¿Era esto una confesión, o se refería a los bárbaros? Amílcar añadió algunas palabras vagas sobre los asuntos públicos que esperaba arreglar solo.
—¡Oh, padre! —exclamó Salambó—; ¡no podrás reparar lo que es irreparable!
Amílcar retrocedió y Salambó extrañaba este asombro; porque ella no se refería a Cartago, sino al sacrilegio que la tenía obsesionada. El hombre que hacía temblar las legiones y al que apenas conocía ella, le asustaba como un dios; lo había adivinado y sabido todo; algo terrible iba a acontecer, y exclamó:
—¡Perdón!
Amílcar bajó lentamente la cabeza.
Por más que ella quería culparse, no osaba abrir los labios, y sin embargo, hervía en deseos de quejarse y de ser consolada. Amílcar reprimía el ansia de quebrantar su juramento. Tenía a orgullo o temor concluir con su incertidumbre, y miraba a su hija de hito en hito, para leer en el fondo de su corazón.
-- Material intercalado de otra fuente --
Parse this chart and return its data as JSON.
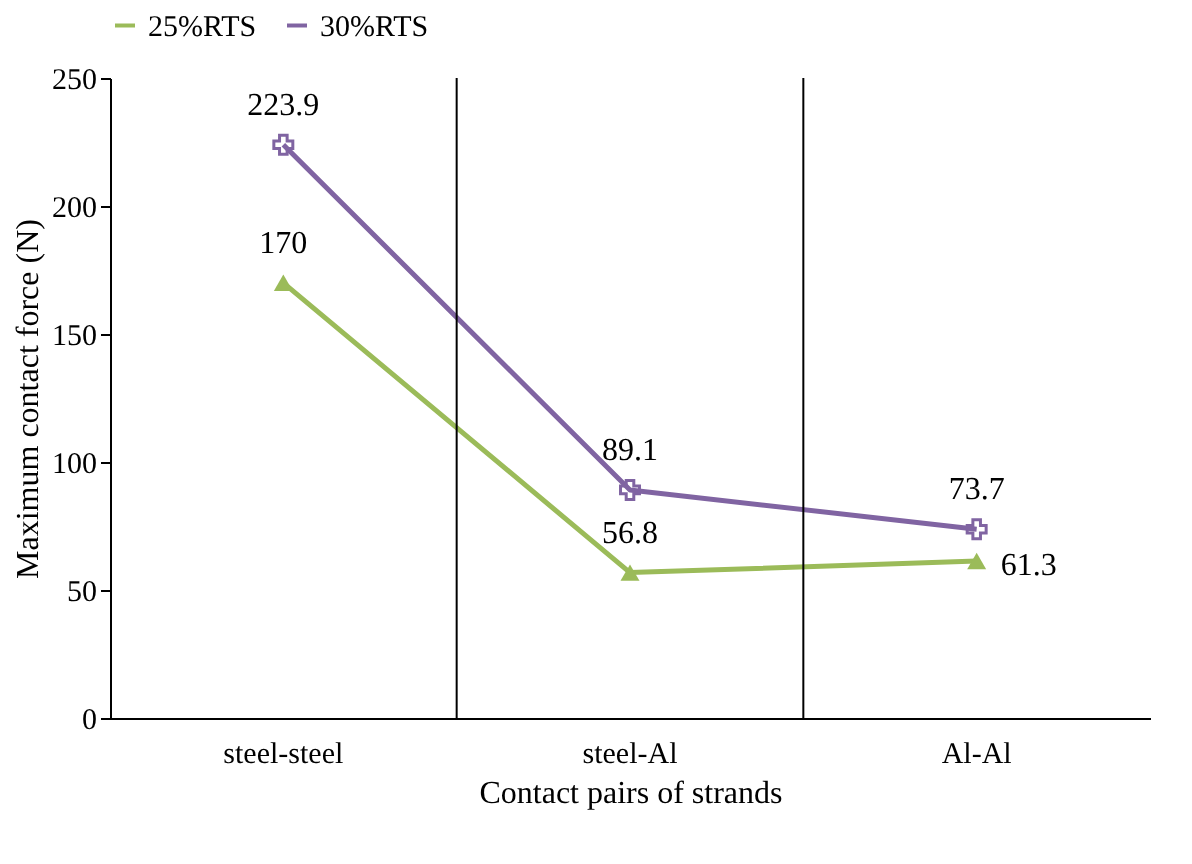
{
  "chart_data": {
    "type": "line",
    "xlabel": "Contact pairs of strands",
    "ylabel": "Maximum contact force (N)",
    "categories": [
      "steel-steel",
      "steel-Al",
      "Al-Al"
    ],
    "series": [
      {
        "name": "25%RTS",
        "color": "#9bbb59",
        "marker": "triangle",
        "values": [
          170,
          56.8,
          61.3
        ]
      },
      {
        "name": "30%RTS",
        "color": "#8064a2",
        "marker": "cross",
        "values": [
          223.9,
          89.1,
          73.7
        ]
      }
    ],
    "ylim": [
      0,
      250
    ],
    "yticks": [
      0,
      50,
      100,
      150,
      200,
      250
    ],
    "grid": "x",
    "legend": "top",
    "data_labels": true,
    "line_style": "solid"
  }
}
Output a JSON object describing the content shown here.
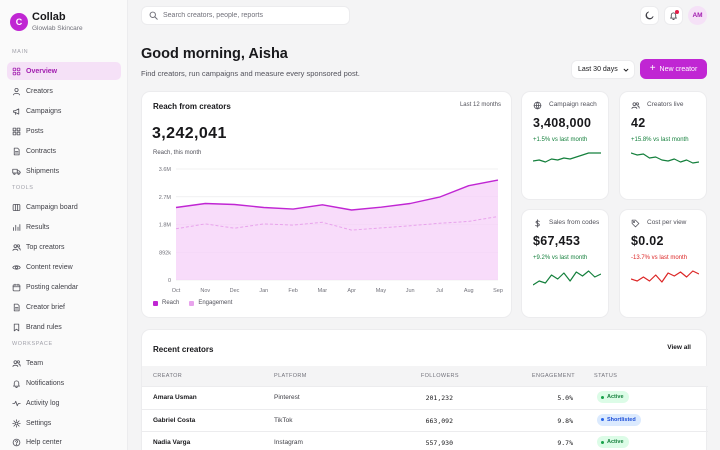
{
  "brand": {
    "initial": "C",
    "name": "Collab",
    "workspace": "Glowlab Skincare"
  },
  "search": {
    "placeholder": "Search creators, people, reports"
  },
  "user": {
    "initials": "AM"
  },
  "sidebar": {
    "sections": [
      {
        "label": "MAIN",
        "items": [
          {
            "label": "Overview",
            "icon": "grid-icon",
            "active": true
          },
          {
            "label": "Creators",
            "icon": "user-icon"
          },
          {
            "label": "Campaigns",
            "icon": "megaphone-icon"
          },
          {
            "label": "Posts",
            "icon": "posts-icon"
          },
          {
            "label": "Contracts",
            "icon": "document-icon"
          },
          {
            "label": "Shipments",
            "icon": "truck-icon"
          }
        ]
      },
      {
        "label": "TOOLS",
        "items": [
          {
            "label": "Campaign board",
            "icon": "board-icon"
          },
          {
            "label": "Results",
            "icon": "chart-icon"
          },
          {
            "label": "Top creators",
            "icon": "users-icon"
          },
          {
            "label": "Content review",
            "icon": "eye-icon"
          },
          {
            "label": "Posting calendar",
            "icon": "calendar-icon"
          },
          {
            "label": "Creator brief",
            "icon": "document-icon"
          },
          {
            "label": "Brand rules",
            "icon": "bookmark-icon"
          }
        ]
      },
      {
        "label": "WORKSPACE",
        "items": [
          {
            "label": "Team",
            "icon": "users-icon"
          },
          {
            "label": "Notifications",
            "icon": "bell-icon"
          },
          {
            "label": "Activity log",
            "icon": "pulse-icon"
          },
          {
            "label": "Settings",
            "icon": "gear-icon"
          },
          {
            "label": "Help center",
            "icon": "help-icon"
          }
        ]
      }
    ]
  },
  "header": {
    "greeting": "Good morning, Aisha",
    "subtitle": "Find creators, run campaigns and measure every sponsored post.",
    "range": "Last 30 days",
    "new_button": "New creator"
  },
  "reach_card": {
    "title": "Reach from creators",
    "period": "Last 12 months",
    "value": "3,242,041",
    "caption": "Reach, this month"
  },
  "chart_data": {
    "type": "area",
    "title": "Reach from creators",
    "categories": [
      "Oct",
      "Nov",
      "Dec",
      "Jan",
      "Feb",
      "Mar",
      "Apr",
      "May",
      "Jun",
      "Jul",
      "Aug",
      "Sep"
    ],
    "y_ticks": [
      "0",
      "892k",
      "1.8M",
      "2.7M",
      "3.6M"
    ],
    "ylim": [
      0,
      3600000
    ],
    "grid": true,
    "legend_position": "bottom-left",
    "series": [
      {
        "name": "Reach",
        "color": "#c026d3",
        "values": [
          2350000,
          2480000,
          2450000,
          2350000,
          2300000,
          2440000,
          2270000,
          2360000,
          2480000,
          2690000,
          3060000,
          3240000
        ]
      },
      {
        "name": "Engagement",
        "color": "#e8a3ec",
        "values": [
          1660000,
          1820000,
          1680000,
          1820000,
          1780000,
          1870000,
          1620000,
          1690000,
          1760000,
          1840000,
          1900000,
          2060000
        ]
      }
    ]
  },
  "stats": [
    {
      "label": "Campaign reach",
      "icon": "globe-icon",
      "value": "3,408,000",
      "delta": "+1.5% vs last month",
      "trend": "up",
      "spark": [
        16,
        17,
        15,
        18,
        17,
        19,
        18,
        20,
        22,
        24,
        24,
        24
      ]
    },
    {
      "label": "Creators live",
      "icon": "users-icon",
      "value": "42",
      "delta": "+15.8% vs last month",
      "trend": "up",
      "spark": [
        24,
        22,
        23,
        19,
        20,
        17,
        16,
        18,
        15,
        17,
        14,
        15
      ]
    },
    {
      "label": "Sales from codes",
      "icon": "dollar-icon",
      "value": "$67,453",
      "delta": "+9.2% vs last month",
      "trend": "up",
      "spark": [
        10,
        14,
        12,
        20,
        16,
        22,
        14,
        23,
        19,
        24,
        18,
        21
      ]
    },
    {
      "label": "Cost per view",
      "icon": "tag-icon",
      "value": "$0.02",
      "delta": "-13.7% vs last month",
      "trend": "down",
      "spark": [
        16,
        14,
        18,
        14,
        20,
        13,
        22,
        19,
        23,
        18,
        24,
        21
      ]
    }
  ],
  "colors": {
    "accent": "#c026d3",
    "positive": "#15803d",
    "negative": "#dc2626"
  },
  "recent": {
    "title": "Recent creators",
    "view_all": "View all",
    "columns": [
      "CREATOR",
      "PLATFORM",
      "FOLLOWERS",
      "ENGAGEMENT",
      "STATUS"
    ],
    "rows": [
      {
        "creator": "Amara Usman",
        "platform": "Pinterest",
        "followers": "201,232",
        "engagement": "5.0%",
        "status": "Active"
      },
      {
        "creator": "Gabriel Costa",
        "platform": "TikTok",
        "followers": "663,092",
        "engagement": "9.8%",
        "status": "Shortlisted"
      },
      {
        "creator": "Nadia Varga",
        "platform": "Instagram",
        "followers": "557,930",
        "engagement": "9.7%",
        "status": "Active"
      }
    ]
  }
}
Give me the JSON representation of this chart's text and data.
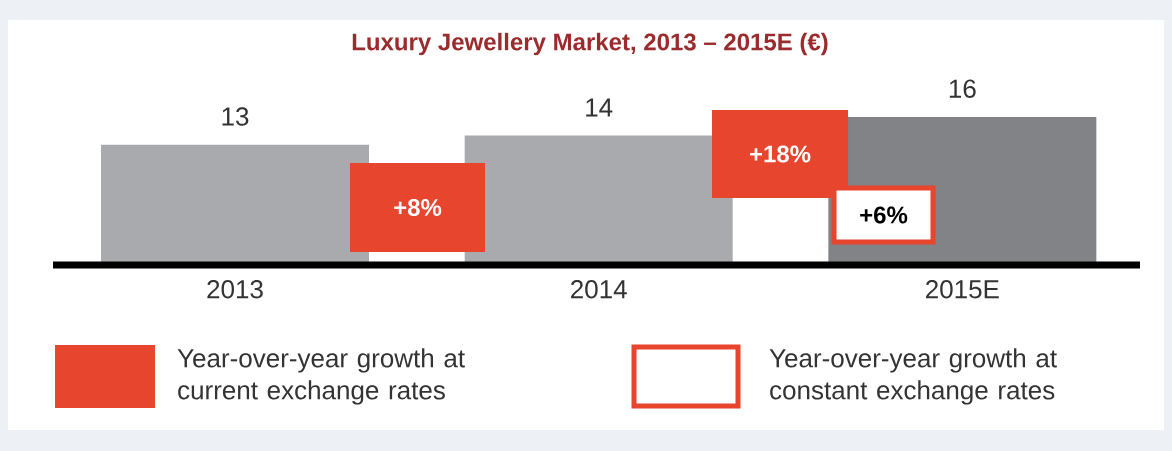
{
  "chart_data": {
    "type": "bar",
    "title": "Luxury Jewellery Market, 2013 – 2015E (€)",
    "categories": [
      "2013",
      "2014",
      "2015E"
    ],
    "values": [
      13,
      14,
      16
    ],
    "colors": [
      "#a8aaad",
      "#a8aaad",
      "#818386"
    ],
    "data_labels": true,
    "annotations": [
      "+8%",
      "+18%",
      "+6%",
      "Year-over-year growth at current exchange rates",
      "Year-over-year growth at constant exchange rates"
    ]
  }
}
Poco a poco, iba Salambó hundiendo la cabeza entre los hombros, intimidada por esta mirada tan persistente. Él estaba seguro ahora de que ella había caído en el lazo de un bárbaro; y, convulso, la amenazó con los puños. Exhaló Salambó un grito y cayó en brazos de sus mujeres, que se agruparon en torno de ella.
Amílcar dio media vuelta y todos los intendentes le siguieron. Se abrió la puerta de los almacenes y entró en una vasta sala redonda, a la que afluían como los radios al cubo de una rueda, largos pasillos que llevaban a otras salas. Un disco de piedra se levantaba en el centro, con balaustres para sostener almohadones acumulados sobre tapices.
El Sufeta paseó primero a grandes pasos, respirando ruidosamente, pasándose la mano por la frente como aquel a quien molestan las moscas. Sacudió la cabeza, y ante el cúmulo de sus riquezas y ante la perspectiva de los corredores que llevaban a otras salas repletas de más tesoros, se calmó. Placas de bronce, lingotes de plata y barras de hierro alternaban con salmones de estaño traídos de las Casitérides por el mar Tenebroso; gomas del país de los negros desbordaban en sacos de corteza de palmera; y el polvo de oro, apilado en odres, se escapaba insensiblemente por las costuras demasiado viejas. Delgados filamentos, sacados de plantas marinas, colgaban entre linos de Egipto, de Grecia, de Trapobana y de Judea; madréporas, como grandes arbustos, se erizaban al pie de las paredes, y un olor indefinible se exhalaba de los perfumes, de los cueros, de las especias y de las plumas de avestruz atadas en grandes manojos en lo alto de la bóveda. Delante de cada corredor, unos colmillos de elefante en posición vertical, se reunían por las puntas formando un arco alrededor de la puerta.
Amílcar subió al disco de piedra. Todos los intendentes estaban con los brazos cruzados y baja la cabeza, en tanto que Abdalonim ostentaba orgulloso su mitra puntiaguda.